An Air France jet crashed on takeoff from Orly airport in France killing 122 people, 106 of them Atlantans on a cultural exchange trip.

Mayor Ivan Allen Jr., who had conspired with the Goldsteins to defy segregationists and integrate the hotel, missed the grand opening because he was hurrying to Paris in the midst of tragedy.

The hotel was not the only family business to get sideways with local customs. Marvin and Irving Goldstein integrated their dental practice in the late 1950s. When a customer told Marvin she did not want to sit in the same waiting room as black patients, Marvin said he would help her find another dentist.

Dr.

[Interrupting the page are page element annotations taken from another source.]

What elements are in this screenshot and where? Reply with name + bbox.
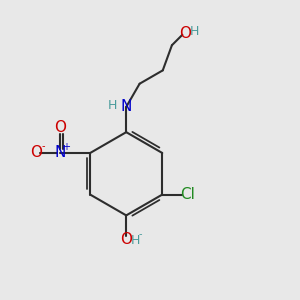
Text: O: O	[55, 120, 67, 135]
Text: -: -	[41, 141, 45, 152]
Text: H: H	[131, 234, 140, 247]
Text: N: N	[55, 146, 66, 160]
Text: -: -	[139, 229, 142, 239]
Text: N: N	[121, 99, 132, 114]
Text: O: O	[30, 146, 42, 160]
Text: +: +	[62, 142, 70, 152]
Text: O: O	[179, 26, 191, 41]
Text: H: H	[190, 25, 200, 38]
Text: O: O	[120, 232, 132, 247]
Text: H: H	[108, 99, 118, 112]
Text: Cl: Cl	[180, 187, 195, 202]
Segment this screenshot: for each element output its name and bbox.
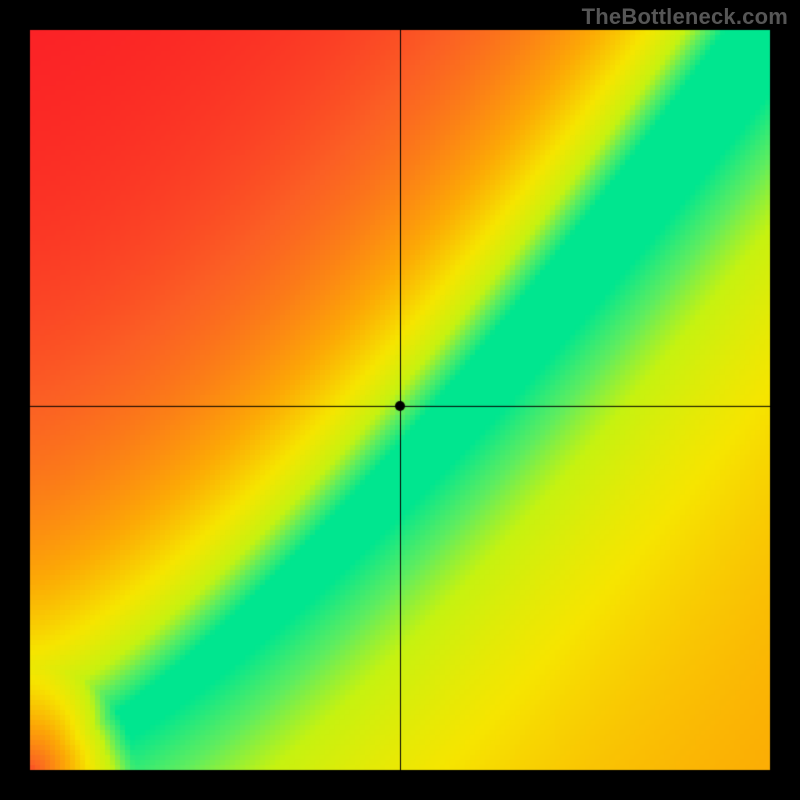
watermark-text: TheBottleneck.com	[582, 4, 788, 30]
heatmap-canvas	[0, 0, 800, 800]
chart-frame: TheBottleneck.com	[0, 0, 800, 800]
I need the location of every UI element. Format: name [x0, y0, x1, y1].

Ronald Goldstein, Irving’s son, joined the family practice in the early 1960s. He was the first official team dentist of the Atlanta Braves. That’s right. He used a drill on The Hammer, the great Hank Aaron.

The goodwill came with a price. The KKK once started a fire at the end of Irving Goldstein’s driveway, Ron Goldstein said. Still, family members said Marvin and Irving would never allow themselves to be intimidated by the racists.

Meanwhile, the “Atlanta Stadium,” the first home of the Braves, was being built on the south side of town. Construction started in April 1964. Bartholomay had not yet received full approval to move the team so he had to be surreptitious with his planning. He wanted to keep an eye on the construction of the stadium and sent assistant farm director Dick Cecil to Atlanta every several months. Cecil stayed at The Americana.

“I checked into the hotel under an assumed name,” said Cecil, who still lives in Atlanta. “I was Dick Clyde.”

The Goldsteins were forced to change the name from the Americana to the American in 1966 when they were sued by the owner of The Americana hotels in New York, Puerto Rico and Miami. Fine, said Marvin Goldstein. He had a worker climb a ladder and take the last “a” off the marquee.

“(Goldstein) would be really pleased with what they have done with the hotel,” said Anne Strickland, Goldstein’s daughter. “He had such a love for this hotel.”